Message from Cedarburg Water Recycling Center


We all use an abundance of clean water everyday but what happens to that water after you flush a toilet or wash your hands?  Most homes consist of drains which are connected to a plumbing system within the house.  Plumbing systems are connected to what is called a “lateral” which is designed to connect the house or building plumbing to the sanitary sewer main. The City of Cedarburg is responsible for everything in the sanitary sewer main (red Box) while the property owner is responsible for their private lateral all the way up to the point of connection with the sanitary sewer main.  Once the dirty water enters the sewer system it is considered wastewater.  Sewer mains are designed to flow by gravity to help the wastewater make its way to the wastewater treatment facility.  The wastewater is then treated properly and discharged into Cedar Creek as clean water.  Any additional information can be found on the City of Cedarburg’s website under the Wastewater Department page.
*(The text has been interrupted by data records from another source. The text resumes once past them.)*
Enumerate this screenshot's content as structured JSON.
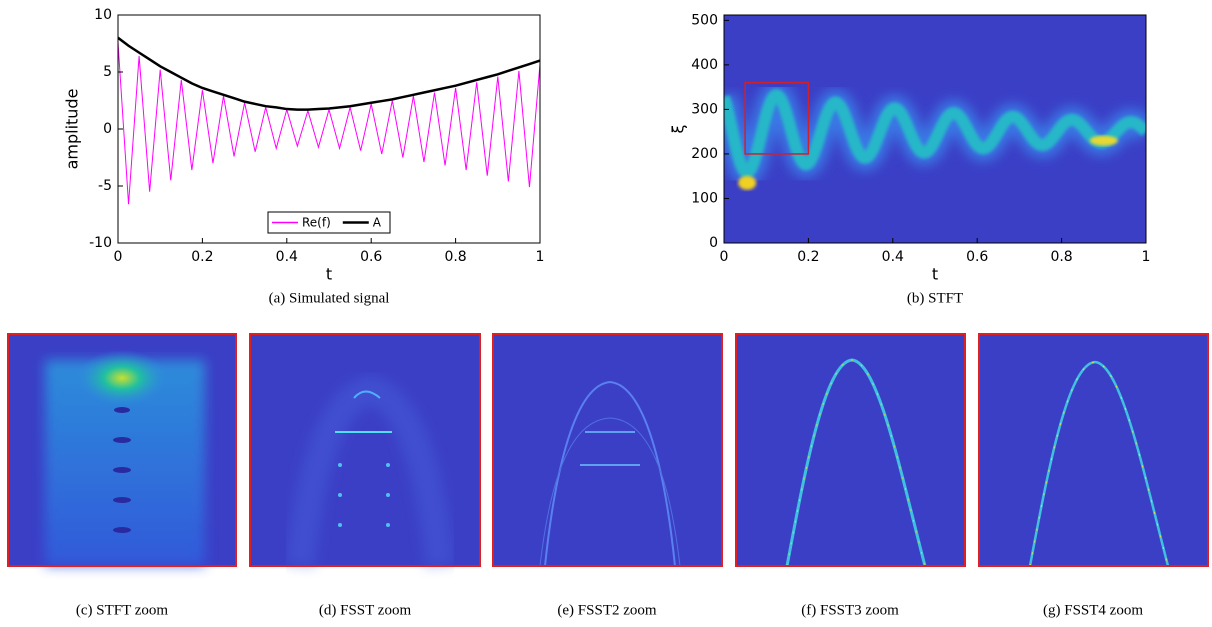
{
  "chart_data": [
    {
      "type": "line",
      "caption": "(a) Simulated signal",
      "xlabel": "t",
      "ylabel": "amplitude",
      "xlim": [
        0,
        1
      ],
      "ylim": [
        -10,
        10
      ],
      "xticks": [
        0,
        0.2,
        0.4,
        0.6,
        0.8,
        1
      ],
      "yticks": [
        -10,
        -5,
        0,
        5,
        10
      ],
      "legend": "lower center",
      "x": [
        0,
        0.025,
        0.05,
        0.075,
        0.1,
        0.125,
        0.15,
        0.175,
        0.2,
        0.225,
        0.25,
        0.275,
        0.3,
        0.325,
        0.35,
        0.375,
        0.4,
        0.425,
        0.45,
        0.475,
        0.5,
        0.525,
        0.55,
        0.575,
        0.6,
        0.625,
        0.65,
        0.675,
        0.7,
        0.725,
        0.75,
        0.775,
        0.8,
        0.825,
        0.85,
        0.875,
        0.9,
        0.925,
        0.95,
        0.975,
        1
      ],
      "series": [
        {
          "name": "Re(f)",
          "color": "#ff00ff",
          "values": [
            7.6,
            -6.6,
            6.4,
            -5.5,
            5.2,
            -4.5,
            4.3,
            -3.6,
            3.4,
            -3.0,
            2.9,
            -2.4,
            2.3,
            -2.0,
            1.9,
            -1.7,
            1.7,
            -1.5,
            1.6,
            -1.6,
            1.7,
            -1.7,
            1.9,
            -1.9,
            2.2,
            -2.2,
            2.5,
            -2.5,
            2.9,
            -2.9,
            3.2,
            -3.2,
            3.6,
            -3.6,
            4.1,
            -4.1,
            4.6,
            -4.6,
            5.1,
            -5.1,
            5.7
          ]
        },
        {
          "name": "A",
          "color": "#000000",
          "values": [
            8,
            7.3,
            6.7,
            6.1,
            5.5,
            5.0,
            4.5,
            4.0,
            3.6,
            3.3,
            3.0,
            2.7,
            2.4,
            2.2,
            2.0,
            1.9,
            1.75,
            1.7,
            1.7,
            1.75,
            1.8,
            1.9,
            2.0,
            2.15,
            2.3,
            2.45,
            2.6,
            2.8,
            3.0,
            3.2,
            3.4,
            3.6,
            3.8,
            4.05,
            4.3,
            4.55,
            4.8,
            5.1,
            5.4,
            5.7,
            6
          ]
        }
      ]
    },
    {
      "type": "heatmap",
      "caption": "(b) STFT",
      "xlabel": "t",
      "ylabel": "ξ",
      "xlim": [
        0,
        1
      ],
      "ylim": [
        0,
        512
      ],
      "xticks": [
        0,
        0.2,
        0.4,
        0.6,
        0.8,
        1
      ],
      "yticks": [
        0,
        100,
        200,
        300,
        400,
        500
      ],
      "zoom_box": {
        "x": [
          0.05,
          0.2
        ],
        "y": [
          200,
          360
        ],
        "color": "#d0202a"
      }
    }
  ],
  "zoom_panels": [
    {
      "caption": "(c) STFT zoom"
    },
    {
      "caption": "(d) FSST zoom"
    },
    {
      "caption": "(e) FSST2 zoom"
    },
    {
      "caption": "(f) FSST3 zoom"
    },
    {
      "caption": "(g) FSST4 zoom"
    }
  ]
}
The Wastewater staff would like to remind homeowners that it is illegal to hook up their sump pump discharge pipe to the city’s sewer system.  While this may seem like an easy solution, it causes several problems in the sewer system.  It’s possible for raw sewage to back up in basements causing damage to personal property.  Additionally, when we receive this abundance of rainwater in spring time, the Wastewater Plant becomes over loaded and we can’t achieve the same level of treatment as we would otherwise.  So please do your part in protecting our sewer system and have your sump pump discharge in your yards rather than into the city’s sanitary sewer. 

An additional requirement for the Wastewater Treatment Plant discharge is chloride reduction.  High concentrations of chlorides (salt) can negatively affect aquatic life and receiving water bodies therefore we want to limit it as much as possible.  The best way to do that is stopping it at its source.  Residential water softeners are the largest contributor of chlorides to the Wastewater Treatment Plant.  On demand water softeners use just as much salt as needed to treat your hard water instead of based on time.  The rule of thumb is that if your water softener is 14 years old or older, it should be replaced because it has lost its efficiency over time.  This will be a cost savings to the homeowner as well because “on demand” water softeners require less salt usage.